When the Green Bay Packers went into the locker room at halftime Sunday, Coach Matt LaFleur had one message for his team. As far as he was concerned, the score was 0-0, and the team still had two quarters to play. In truth, the scoreboard didn’t say 0-0; it read 20-7 in favor of the home team Green Bay, hosting the Chicago Bears. But after a day of watching the scores around the rest of the league, LaFleur knew his team couldn’t afford the satisfaction of taking their foot off the pedal – not even a little.
You see, the Chicago-Green Bay game, one of professional football’s oldest and finest rivalries, began on Sunday at 8:20 pm ET, which meant it was the last scheduled game of the day. And while LaFleur’s pre-game preparation would focus mostly on his team and its rival, he noticed a certain trend from the day’s earlier games as, one by one, teams blew leads or significant opportunities to win – and wound up losing.
By prime time, the day’s lesson was clear: come-from-behind wonders happen when one team plays through the final whistle, while the other lets up, even a tiny bit.
Momentum is a fascinating, if also challenging topic, but it certainly seemed to be in play all day. What’s more, it seemed directly linked to the focus and resolve shown by each team.
Look what happened to Miami where the Dolphins trailed the Baltimore Ravens by 21 points late in the game and came back to win 42-38 behind six touchdowns of quarterback Tua Tagovailoa. Yes, Tagovailoa’s performance, along with his receivers, was stellar, but what happened to the guys on the other side of the ball?
In the meantime, the Cleveland Browns managed the truly inexplicable by going up 30-17 against the New York Jets with only 1:55 left on the game clock – a feat that earned Cleveland a 99.9 percent win probability. Yet Cleveland still managed to lose the game 31-30. If you were a Cleveland Brown, there was only one reasonable and empirical explanation for allowing a team you’ve been dominating to score two touchdowns in under two minutes.
You’re allowing yourself to take that deep breath you’ve wanted to take all afternoon.
You think you’ve done what you came to do and are now pretty much riding out the remaining minutes and seconds. Maybe you even thought to yourself, “I feel like a good steak tonight…”
Except the job wasn’t over, and at the elite level of performance, even a fractional let-up can allow the other team to shift momentum.
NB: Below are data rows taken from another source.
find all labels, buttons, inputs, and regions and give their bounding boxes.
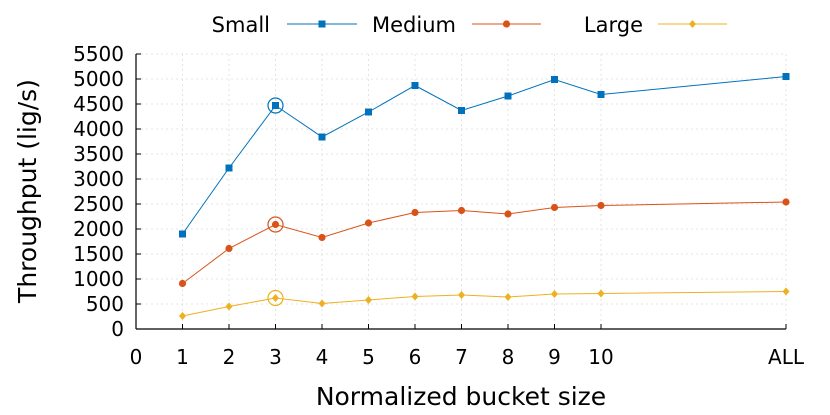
x-tick-label: 9 bbox=[548, 345, 561, 369]
data-point-large bbox=[365, 296, 372, 304]
data-point-small bbox=[225, 164, 233, 172]
x-tick-label: 4 bbox=[316, 345, 329, 369]
data-point-small bbox=[597, 91, 605, 98]
axes bbox=[135, 53, 787, 330]
legend-label: Large bbox=[584, 13, 643, 37]
data-point-medium bbox=[550, 203, 559, 212]
data-point-large bbox=[458, 291, 465, 299]
legend-marker bbox=[318, 20, 326, 28]
plot-area bbox=[178, 73, 790, 320]
x-axis-title: Normalized bucket size bbox=[316, 382, 606, 411]
y-tick-label: 0 bbox=[111, 317, 124, 341]
series-small bbox=[179, 73, 790, 238]
data-point-medium bbox=[178, 279, 187, 288]
data-point-small bbox=[458, 107, 465, 114]
y-tick-label: 2500 bbox=[73, 192, 124, 216]
data-point-small bbox=[551, 76, 558, 83]
legend-marker bbox=[689, 20, 696, 28]
data-point-medium bbox=[597, 201, 605, 210]
highlight-ring-medium bbox=[267, 216, 284, 233]
data-point-large bbox=[318, 299, 326, 308]
x-tick-label: ALL bbox=[768, 345, 805, 369]
data-point-large bbox=[597, 289, 605, 298]
y-tick-label: 500 bbox=[86, 292, 124, 316]
data-point-small bbox=[504, 92, 512, 100]
data-point-small bbox=[179, 230, 186, 238]
data-point-large bbox=[504, 293, 512, 301]
legend-label: Medium bbox=[372, 13, 456, 37]
legend-item-small: Small bbox=[212, 13, 357, 37]
grid bbox=[136, 53, 787, 329]
series-medium bbox=[178, 198, 790, 288]
y-axis-title: Throughput (lig/s) bbox=[13, 79, 42, 304]
y-tick-label: 1500 bbox=[73, 242, 124, 266]
legend: Small Medium Large bbox=[212, 13, 727, 37]
data-point-small bbox=[782, 73, 790, 80]
y-tick-label: 3000 bbox=[73, 167, 124, 191]
y-tick-label: 5000 bbox=[73, 67, 124, 91]
series-large bbox=[179, 287, 790, 320]
highlight-ring-small bbox=[267, 97, 284, 114]
data-point-medium bbox=[457, 206, 466, 215]
series-line-large bbox=[182, 291, 787, 317]
x-tick-label: 0 bbox=[130, 345, 143, 369]
x-tick-labels: 0 1 2 3 4 5 6 7 8 9 10 ALL bbox=[130, 345, 805, 369]
data-point-medium bbox=[225, 244, 233, 253]
data-point-large bbox=[782, 287, 790, 296]
data-point-medium bbox=[364, 219, 373, 227]
y-tick-labels: 0500100015002000250030003500400045005000… bbox=[73, 42, 124, 341]
data-point-medium bbox=[411, 208, 419, 217]
x-tick-label: 7 bbox=[455, 345, 468, 369]
x-tick-label: 3 bbox=[269, 345, 282, 369]
data-point-large bbox=[179, 312, 186, 320]
y-tick-label: 2000 bbox=[73, 217, 124, 241]
data-point-small bbox=[365, 108, 372, 116]
data-point-large bbox=[272, 294, 279, 302]
x-tick-label: 1 bbox=[176, 345, 189, 369]
legend-label: Small bbox=[212, 13, 270, 37]
highlight-ring-large bbox=[267, 289, 284, 307]
data-point-medium bbox=[782, 198, 790, 206]
legend-item-large: Large bbox=[584, 13, 727, 37]
y-tick-label: 5500 bbox=[73, 42, 124, 66]
data-point-large bbox=[225, 302, 233, 311]
y-tick-label: 4000 bbox=[73, 117, 124, 141]
y-tick-label: 3500 bbox=[73, 142, 124, 166]
data-point-small bbox=[411, 82, 419, 89]
data-point-medium bbox=[504, 210, 512, 218]
data-point-small bbox=[272, 102, 279, 109]
series-line-medium bbox=[182, 201, 787, 284]
data-point-large bbox=[411, 292, 419, 301]
x-tick-label: 10 bbox=[588, 345, 613, 369]
y-tick-label: 1000 bbox=[73, 267, 124, 291]
data-point-large bbox=[551, 290, 558, 298]
data-point-medium bbox=[318, 233, 326, 242]
legend-item-medium: Medium bbox=[372, 13, 541, 37]
x-tick-label: 8 bbox=[502, 345, 515, 369]
data-point-medium bbox=[271, 220, 280, 229]
y-tick-label: 4500 bbox=[73, 92, 124, 116]
series-line-small bbox=[182, 76, 787, 235]
legend-marker bbox=[502, 20, 511, 28]
x-tick-label: 2 bbox=[223, 345, 236, 369]
data-point-small bbox=[318, 133, 326, 141]
x-tick-label: 6 bbox=[409, 345, 422, 369]
x-tick-label: 5 bbox=[362, 345, 375, 369]
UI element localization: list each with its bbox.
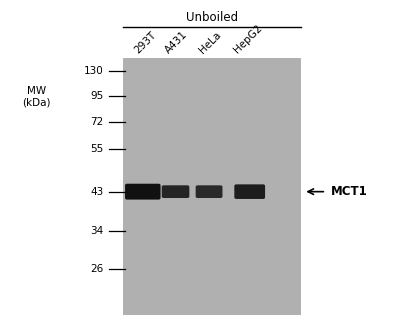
Text: Unboiled: Unboiled	[186, 11, 238, 24]
Text: 95: 95	[90, 91, 103, 101]
FancyBboxPatch shape	[196, 185, 222, 198]
Text: 130: 130	[84, 66, 103, 76]
Text: MW
(kDa): MW (kDa)	[22, 86, 50, 107]
Text: HeLa: HeLa	[197, 29, 222, 55]
Text: A431: A431	[163, 29, 190, 55]
FancyBboxPatch shape	[162, 185, 189, 198]
Text: 55: 55	[90, 144, 103, 154]
Text: 72: 72	[90, 117, 103, 127]
Bar	[123, 58, 300, 316]
FancyBboxPatch shape	[125, 184, 160, 200]
Text: 34: 34	[90, 226, 103, 236]
Text: 293T: 293T	[133, 30, 158, 55]
Text: MCT1: MCT1	[331, 185, 368, 198]
FancyBboxPatch shape	[234, 184, 265, 199]
Text: HepG2: HepG2	[232, 23, 264, 55]
Text: 26: 26	[90, 265, 103, 275]
Text: 43: 43	[90, 187, 103, 197]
The Arizona Cardinals seemed to be flapping their wings in vain for the first half of their game against the Las Vegas Raiders and went into the locker room at halftime trailing 20-0. In his postgame interview, the Cardinals Coach Kliff Kingsbury told reporters he urged his players to “settle in and do what we do.” And that’s what they did. Their second half wasn’t brilliant but it was “effortful” said Kingsbury. “There were a lot of plays we had to make, and we made them,” he added.
One play Las Vegas had to make was a field goal in overtime, which would have won the game. They were within field goal range when they fumbled the ball, giving it to the Cardinals, who didn’t fumble their opportunity, winning 29-23.
It’s easy to empathize with the losing teams. All of us have prepared for something we knew would be difficult – a presentation, a sales call, a board meeting – and experienced the butterflies and poor sleep that come with the pressure. In such cases, it would be easy to breath that sigh of relief when things seemed to go well. But the game isn’t over until the referee blows the whistle. Just as the presentation isn’t over until the client has asked the last question about delivery or the board chair has asked the last question about filling that C-Suite position that’s been open for months.
The problem is that exercising the discipline needed to finish a job and close out the win, however you define “win,” works against human nature, which is designed to seek an escape from pressure or other unpleasantness – and the sooner, the better. But it’s rarely better when we accept the relief sooner.
That’s what LaFleur told reporters he was thinking when he talked to his players at halftime. “Today was such a great lesson for everyone in the league,” he told reporters after the game. “Whether you’re winning or losing, you have to be resilient. The Bears hung in there until the end. It was a hard-fought game. Luckily our defense was able to buckle down, and our offense was able to drive it pretty good.”
A very sportsman-like summary, for sure, from the coach. But luck had very little to do with his success on that day.